One clue as what the value of console still might be in the modern age comes from looking at Alan walking around the desk, running his hands over the various different controls and sections. It would probably take him all of five minutes to re familiarize himself with the desk’s every feature and function. Imagine being able to do that with 30-year-old software? Imagine 30-year-old software even loading up?

In addition to the immediacy and availability of using a hardware console, there’s also the question of sound. Does music actually sound better if individual tracks go through their own channel strip for processing and then get ‘analog summed?’ Or does it really make no difference when or how the numbers are crunched? Alan conducts exactly such an experiment in this section and you can even download and listen to uncompressed final mix files and decide for yourself.

Even if you cannot afford or simply don’t want an outside piece of furniture in your studio, the controls of a recording console, along with their signal flow (real or virtual) is a complex and important topic to understand. In this section Alan takes you on a knob-by-knob tour of a typical channel strip, including demonstrating such often misunderstood concepts as pre and post fade.

The recording console’s niece or nephew is of course the controller; an object through which audio is simply controlled as opposed to passes.

Alan looks at various different types of controller, from the simple and single purpose to the complex and almost endlessly configurable.

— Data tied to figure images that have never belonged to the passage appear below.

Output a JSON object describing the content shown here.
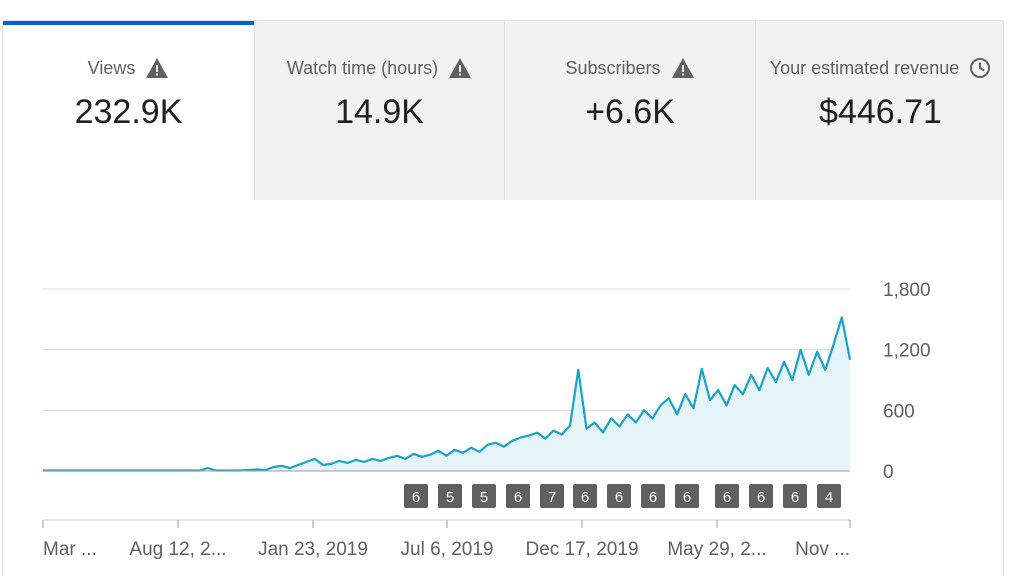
{
  "tabs": [
    {
      "label": "Views",
      "value": "232.9K",
      "icon": "warning-icon",
      "active": true
    },
    {
      "label": "Watch time (hours)",
      "value": "14.9K",
      "icon": "warning-icon",
      "active": false
    },
    {
      "label": "Subscribers",
      "value": "+6.6K",
      "icon": "warning-icon",
      "active": false
    },
    {
      "label": "Your estimated revenue",
      "value": "$446.71",
      "icon": "clock-icon",
      "active": false
    }
  ],
  "colors": {
    "accent": "#065fd4",
    "line": "#1aa3c9",
    "fill": "#e5f4f9",
    "marker": "#606060"
  },
  "chart_data": {
    "type": "area",
    "y_ticks": [
      "1,800",
      "1,200",
      "600",
      "0"
    ],
    "ylim": [
      0,
      1800
    ],
    "x_ticks": [
      "Mar ...",
      "Aug 12, 2...",
      "Jan 23, 2019",
      "Jul 6, 2019",
      "Dec 17, 2019",
      "May 29, 2...",
      "Nov ..."
    ],
    "markers": [
      "6",
      "5",
      "5",
      "6",
      "7",
      "6",
      "6",
      "6",
      "6",
      "6",
      "6",
      "6",
      "4"
    ],
    "grid": true,
    "y_axis_side": "right",
    "series": [
      {
        "x_start": "Mar 2018",
        "x_end": "Nov 2020",
        "values": [
          5,
          5,
          5,
          5,
          5,
          5,
          5,
          5,
          5,
          5,
          5,
          5,
          5,
          5,
          5,
          5,
          5,
          5,
          5,
          5,
          30,
          5,
          5,
          5,
          5,
          10,
          15,
          10,
          40,
          50,
          30,
          60,
          90,
          120,
          60,
          70,
          100,
          80,
          110,
          90,
          120,
          100,
          130,
          150,
          120,
          170,
          140,
          160,
          200,
          150,
          210,
          180,
          230,
          190,
          260,
          280,
          240,
          300,
          330,
          350,
          380,
          320,
          400,
          360,
          450,
          1000,
          420,
          480,
          380,
          520,
          440,
          560,
          480,
          600,
          520,
          650,
          720,
          560,
          760,
          620,
          1010,
          700,
          800,
          650,
          850,
          760,
          950,
          800,
          1020,
          880,
          1080,
          900,
          1200,
          950,
          1180,
          1000,
          1250,
          1520,
          1100
        ]
      }
    ]
  }
}
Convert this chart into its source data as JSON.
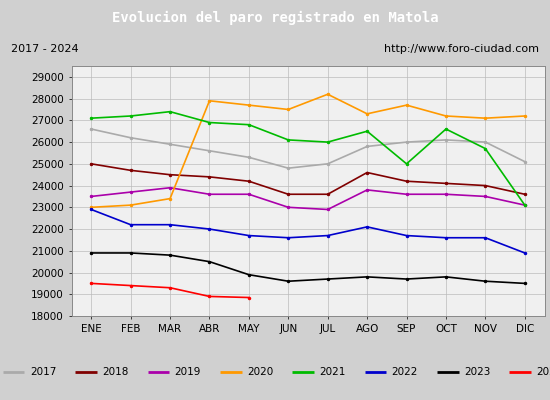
{
  "title": "Evolucion del paro registrado en Matola",
  "title_color": "#ffffff",
  "title_bg": "#4a90d9",
  "subtitle_left": "2017 - 2024",
  "subtitle_right": "http://www.foro-ciudad.com",
  "months": [
    "ENE",
    "FEB",
    "MAR",
    "ABR",
    "MAY",
    "JUN",
    "JUL",
    "AGO",
    "SEP",
    "OCT",
    "NOV",
    "DIC"
  ],
  "ylim": [
    18000,
    29500
  ],
  "yticks": [
    18000,
    19000,
    20000,
    21000,
    22000,
    23000,
    24000,
    25000,
    26000,
    27000,
    28000,
    29000
  ],
  "series": {
    "2017": {
      "color": "#aaaaaa",
      "data": [
        26600,
        26200,
        25900,
        25600,
        25300,
        24800,
        25000,
        25800,
        26000,
        26100,
        26000,
        25100
      ]
    },
    "2018": {
      "color": "#800000",
      "data": [
        25000,
        24700,
        24500,
        24400,
        24200,
        23600,
        23600,
        24600,
        24200,
        24100,
        24000,
        23600
      ]
    },
    "2019": {
      "color": "#aa00aa",
      "data": [
        23500,
        23700,
        23900,
        23600,
        23600,
        23000,
        22900,
        23800,
        23600,
        23600,
        23500,
        23100
      ]
    },
    "2020": {
      "color": "#ff9900",
      "data": [
        23000,
        23100,
        23400,
        27900,
        27700,
        27500,
        28200,
        27300,
        27700,
        27200,
        27100,
        27200
      ]
    },
    "2021": {
      "color": "#00bb00",
      "data": [
        27100,
        27200,
        27400,
        26900,
        26800,
        26100,
        26000,
        26500,
        25000,
        26600,
        25700,
        23100
      ]
    },
    "2022": {
      "color": "#0000cc",
      "data": [
        22900,
        22200,
        22200,
        22000,
        21700,
        21600,
        21700,
        22100,
        21700,
        21600,
        21600,
        20900
      ]
    },
    "2023": {
      "color": "#000000",
      "data": [
        20900,
        20900,
        20800,
        20500,
        19900,
        19600,
        19700,
        19800,
        19700,
        19800,
        19600,
        19500
      ]
    },
    "2024": {
      "color": "#ff0000",
      "data": [
        19500,
        19400,
        19300,
        18900,
        18850,
        null,
        null,
        null,
        null,
        null,
        null,
        null
      ]
    }
  }
}
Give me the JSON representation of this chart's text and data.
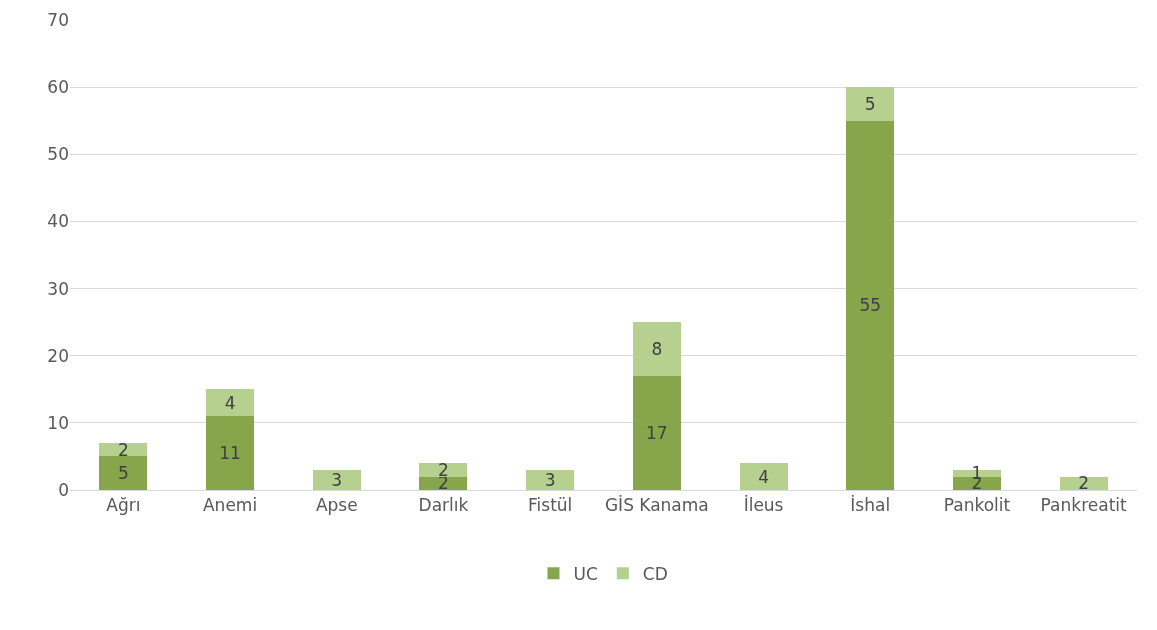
{
  "chart_data": {
    "type": "bar",
    "stacked": true,
    "categories": [
      "Ağrı",
      "Anemi",
      "Apse",
      "Darlık",
      "Fistül",
      "GİS Kanama",
      "İleus",
      "İshal",
      "Pankolit",
      "Pankreatit"
    ],
    "series": [
      {
        "name": "UC",
        "color": "#87a64b",
        "values": [
          5,
          11,
          null,
          2,
          null,
          17,
          null,
          55,
          2,
          null
        ]
      },
      {
        "name": "CD",
        "color": "#b6d08f",
        "values": [
          2,
          4,
          3,
          2,
          3,
          8,
          4,
          5,
          1,
          2
        ]
      }
    ],
    "ylim": [
      0,
      70
    ],
    "yticks": [
      0,
      10,
      20,
      30,
      40,
      50,
      60,
      70
    ],
    "grid": "y",
    "legend": "bottom",
    "data_labels": true
  }
}
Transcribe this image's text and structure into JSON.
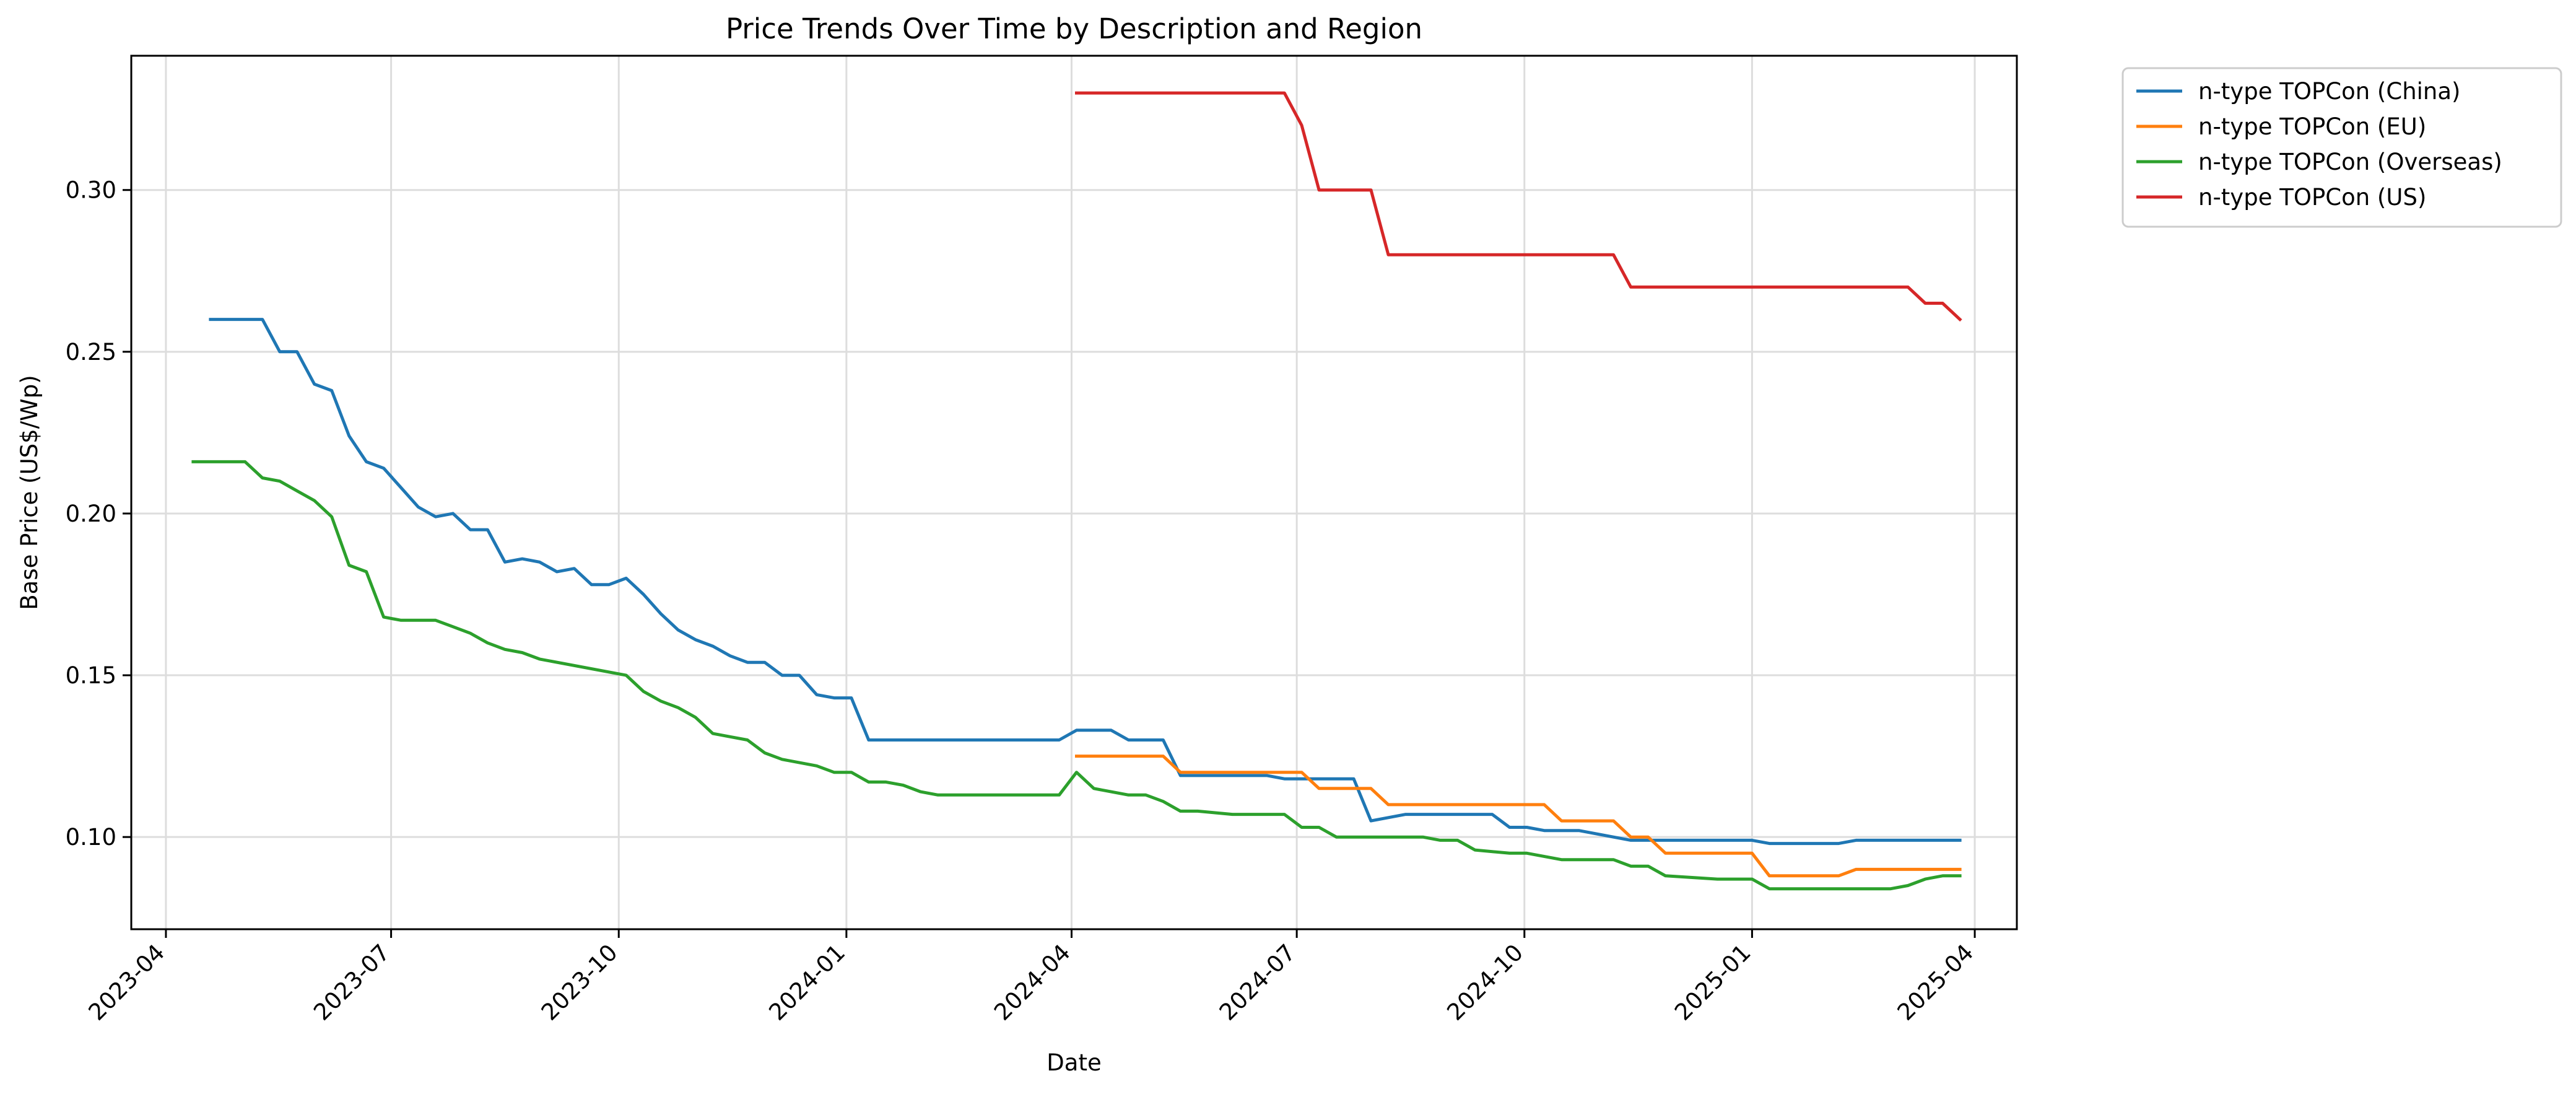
{
  "chart_data": {
    "type": "line",
    "title": "Price Trends Over Time by Description and Region",
    "xlabel": "Date",
    "ylabel": "Base Price (US$/Wp)",
    "x_type": "date",
    "xlim": [
      "2023-03-18",
      "2025-04-18"
    ],
    "ylim": [
      0.0715,
      0.3415
    ],
    "x_ticks": [
      "2023-04-01",
      "2023-07-01",
      "2023-10-01",
      "2024-01-01",
      "2024-04-01",
      "2024-07-01",
      "2024-10-01",
      "2025-01-01",
      "2025-04-01"
    ],
    "x_tick_labels": [
      "2023-04",
      "2023-07",
      "2023-10",
      "2024-01",
      "2024-04",
      "2024-07",
      "2024-10",
      "2025-01",
      "2025-04"
    ],
    "y_ticks": [
      0.1,
      0.15,
      0.2,
      0.25,
      0.3
    ],
    "y_tick_labels": [
      "0.10",
      "0.15",
      "0.20",
      "0.25",
      "0.30"
    ],
    "grid": true,
    "legend_position": "outside-top-right",
    "series": [
      {
        "name": "n-type TOPCon (China)",
        "color": "#1f77b4",
        "points": [
          [
            "2023-04-19",
            0.26
          ],
          [
            "2023-04-26",
            0.26
          ],
          [
            "2023-05-03",
            0.26
          ],
          [
            "2023-05-10",
            0.26
          ],
          [
            "2023-05-17",
            0.25
          ],
          [
            "2023-05-24",
            0.25
          ],
          [
            "2023-05-31",
            0.24
          ],
          [
            "2023-06-07",
            0.238
          ],
          [
            "2023-06-14",
            0.224
          ],
          [
            "2023-06-21",
            0.216
          ],
          [
            "2023-06-28",
            0.214
          ],
          [
            "2023-07-05",
            0.208
          ],
          [
            "2023-07-12",
            0.202
          ],
          [
            "2023-07-19",
            0.199
          ],
          [
            "2023-07-26",
            0.2
          ],
          [
            "2023-08-02",
            0.195
          ],
          [
            "2023-08-09",
            0.195
          ],
          [
            "2023-08-16",
            0.185
          ],
          [
            "2023-08-23",
            0.186
          ],
          [
            "2023-08-30",
            0.185
          ],
          [
            "2023-09-06",
            0.182
          ],
          [
            "2023-09-13",
            0.183
          ],
          [
            "2023-09-20",
            0.178
          ],
          [
            "2023-09-27",
            0.178
          ],
          [
            "2023-10-04",
            0.18
          ],
          [
            "2023-10-11",
            0.175
          ],
          [
            "2023-10-18",
            0.169
          ],
          [
            "2023-10-25",
            0.164
          ],
          [
            "2023-11-01",
            0.161
          ],
          [
            "2023-11-08",
            0.159
          ],
          [
            "2023-11-15",
            0.156
          ],
          [
            "2023-11-22",
            0.154
          ],
          [
            "2023-11-29",
            0.154
          ],
          [
            "2023-12-06",
            0.15
          ],
          [
            "2023-12-13",
            0.15
          ],
          [
            "2023-12-20",
            0.144
          ],
          [
            "2023-12-27",
            0.143
          ],
          [
            "2024-01-03",
            0.143
          ],
          [
            "2024-01-10",
            0.13
          ],
          [
            "2024-01-17",
            0.13
          ],
          [
            "2024-03-27",
            0.13
          ],
          [
            "2024-04-03",
            0.133
          ],
          [
            "2024-04-10",
            0.133
          ],
          [
            "2024-04-17",
            0.133
          ],
          [
            "2024-04-24",
            0.13
          ],
          [
            "2024-05-08",
            0.13
          ],
          [
            "2024-05-15",
            0.119
          ],
          [
            "2024-06-19",
            0.119
          ],
          [
            "2024-06-26",
            0.118
          ],
          [
            "2024-07-24",
            0.118
          ],
          [
            "2024-07-31",
            0.105
          ],
          [
            "2024-08-07",
            0.106
          ],
          [
            "2024-08-14",
            0.107
          ],
          [
            "2024-09-18",
            0.107
          ],
          [
            "2024-09-25",
            0.103
          ],
          [
            "2024-10-02",
            0.103
          ],
          [
            "2024-10-09",
            0.102
          ],
          [
            "2024-10-23",
            0.102
          ],
          [
            "2024-10-30",
            0.101
          ],
          [
            "2024-11-06",
            0.1
          ],
          [
            "2024-11-13",
            0.099
          ],
          [
            "2025-01-01",
            0.099
          ],
          [
            "2025-01-08",
            0.098
          ],
          [
            "2025-02-05",
            0.098
          ],
          [
            "2025-02-12",
            0.099
          ],
          [
            "2025-03-26",
            0.099
          ]
        ]
      },
      {
        "name": "n-type TOPCon (EU)",
        "color": "#ff7f0e",
        "points": [
          [
            "2024-04-03",
            0.125
          ],
          [
            "2024-05-08",
            0.125
          ],
          [
            "2024-05-15",
            0.12
          ],
          [
            "2024-07-03",
            0.12
          ],
          [
            "2024-07-10",
            0.115
          ],
          [
            "2024-07-31",
            0.115
          ],
          [
            "2024-08-07",
            0.11
          ],
          [
            "2024-10-09",
            0.11
          ],
          [
            "2024-10-16",
            0.105
          ],
          [
            "2024-11-06",
            0.105
          ],
          [
            "2024-11-13",
            0.1
          ],
          [
            "2024-11-20",
            0.1
          ],
          [
            "2024-11-27",
            0.095
          ],
          [
            "2025-01-01",
            0.095
          ],
          [
            "2025-01-08",
            0.088
          ],
          [
            "2025-02-05",
            0.088
          ],
          [
            "2025-02-12",
            0.09
          ],
          [
            "2025-03-26",
            0.09
          ]
        ]
      },
      {
        "name": "n-type TOPCon (Overseas)",
        "color": "#2ca02c",
        "points": [
          [
            "2023-04-12",
            0.216
          ],
          [
            "2023-04-19",
            0.216
          ],
          [
            "2023-04-26",
            0.216
          ],
          [
            "2023-05-03",
            0.216
          ],
          [
            "2023-05-10",
            0.211
          ],
          [
            "2023-05-17",
            0.21
          ],
          [
            "2023-05-24",
            0.207
          ],
          [
            "2023-05-31",
            0.204
          ],
          [
            "2023-06-07",
            0.199
          ],
          [
            "2023-06-14",
            0.184
          ],
          [
            "2023-06-21",
            0.182
          ],
          [
            "2023-06-28",
            0.168
          ],
          [
            "2023-07-05",
            0.167
          ],
          [
            "2023-07-19",
            0.167
          ],
          [
            "2023-07-26",
            0.165
          ],
          [
            "2023-08-02",
            0.163
          ],
          [
            "2023-08-09",
            0.16
          ],
          [
            "2023-08-16",
            0.158
          ],
          [
            "2023-08-23",
            0.157
          ],
          [
            "2023-08-30",
            0.155
          ],
          [
            "2023-10-04",
            0.15
          ],
          [
            "2023-10-11",
            0.145
          ],
          [
            "2023-10-18",
            0.142
          ],
          [
            "2023-10-25",
            0.14
          ],
          [
            "2023-11-01",
            0.137
          ],
          [
            "2023-11-08",
            0.132
          ],
          [
            "2023-11-15",
            0.131
          ],
          [
            "2023-11-22",
            0.13
          ],
          [
            "2023-11-29",
            0.126
          ],
          [
            "2023-12-06",
            0.124
          ],
          [
            "2023-12-20",
            0.122
          ],
          [
            "2023-12-27",
            0.12
          ],
          [
            "2024-01-03",
            0.12
          ],
          [
            "2024-01-10",
            0.117
          ],
          [
            "2024-01-17",
            0.117
          ],
          [
            "2024-01-24",
            0.116
          ],
          [
            "2024-01-31",
            0.114
          ],
          [
            "2024-02-07",
            0.113
          ],
          [
            "2024-03-27",
            0.113
          ],
          [
            "2024-04-03",
            0.12
          ],
          [
            "2024-04-10",
            0.115
          ],
          [
            "2024-04-17",
            0.114
          ],
          [
            "2024-04-24",
            0.113
          ],
          [
            "2024-05-01",
            0.113
          ],
          [
            "2024-05-08",
            0.111
          ],
          [
            "2024-05-15",
            0.108
          ],
          [
            "2024-05-22",
            0.108
          ],
          [
            "2024-06-05",
            0.107
          ],
          [
            "2024-06-26",
            0.107
          ],
          [
            "2024-07-03",
            0.103
          ],
          [
            "2024-07-10",
            0.103
          ],
          [
            "2024-07-17",
            0.1
          ],
          [
            "2024-08-21",
            0.1
          ],
          [
            "2024-08-28",
            0.099
          ],
          [
            "2024-09-04",
            0.099
          ],
          [
            "2024-09-11",
            0.096
          ],
          [
            "2024-09-25",
            0.095
          ],
          [
            "2024-10-02",
            0.095
          ],
          [
            "2024-10-16",
            0.093
          ],
          [
            "2024-11-06",
            0.093
          ],
          [
            "2024-11-13",
            0.091
          ],
          [
            "2024-11-20",
            0.091
          ],
          [
            "2024-11-27",
            0.088
          ],
          [
            "2024-12-18",
            0.087
          ],
          [
            "2025-01-01",
            0.087
          ],
          [
            "2025-01-08",
            0.084
          ],
          [
            "2025-02-26",
            0.084
          ],
          [
            "2025-03-05",
            0.085
          ],
          [
            "2025-03-12",
            0.087
          ],
          [
            "2025-03-19",
            0.088
          ],
          [
            "2025-03-26",
            0.088
          ]
        ]
      },
      {
        "name": "n-type TOPCon (US)",
        "color": "#d62728",
        "points": [
          [
            "2024-04-03",
            0.33
          ],
          [
            "2024-06-26",
            0.33
          ],
          [
            "2024-07-03",
            0.32
          ],
          [
            "2024-07-10",
            0.3
          ],
          [
            "2024-07-31",
            0.3
          ],
          [
            "2024-08-07",
            0.28
          ],
          [
            "2024-11-06",
            0.28
          ],
          [
            "2024-11-13",
            0.27
          ],
          [
            "2025-03-05",
            0.27
          ],
          [
            "2025-03-12",
            0.265
          ],
          [
            "2025-03-19",
            0.265
          ],
          [
            "2025-03-26",
            0.26
          ]
        ]
      }
    ]
  }
}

Although Alan comes from an ‘in-the-room’ as opposed to ‘in-the-box’ heritage, he’s still very comfortable with hands-free DAW recording. But this section gives you plenty of food for thought about which style might best suits your needs. The colorful Jack Joseph Puig, ensconced behind one of the largest recording consoles on the planet, at Ocean Way Studio in Los Angeles, provides plenty of spice to the debate.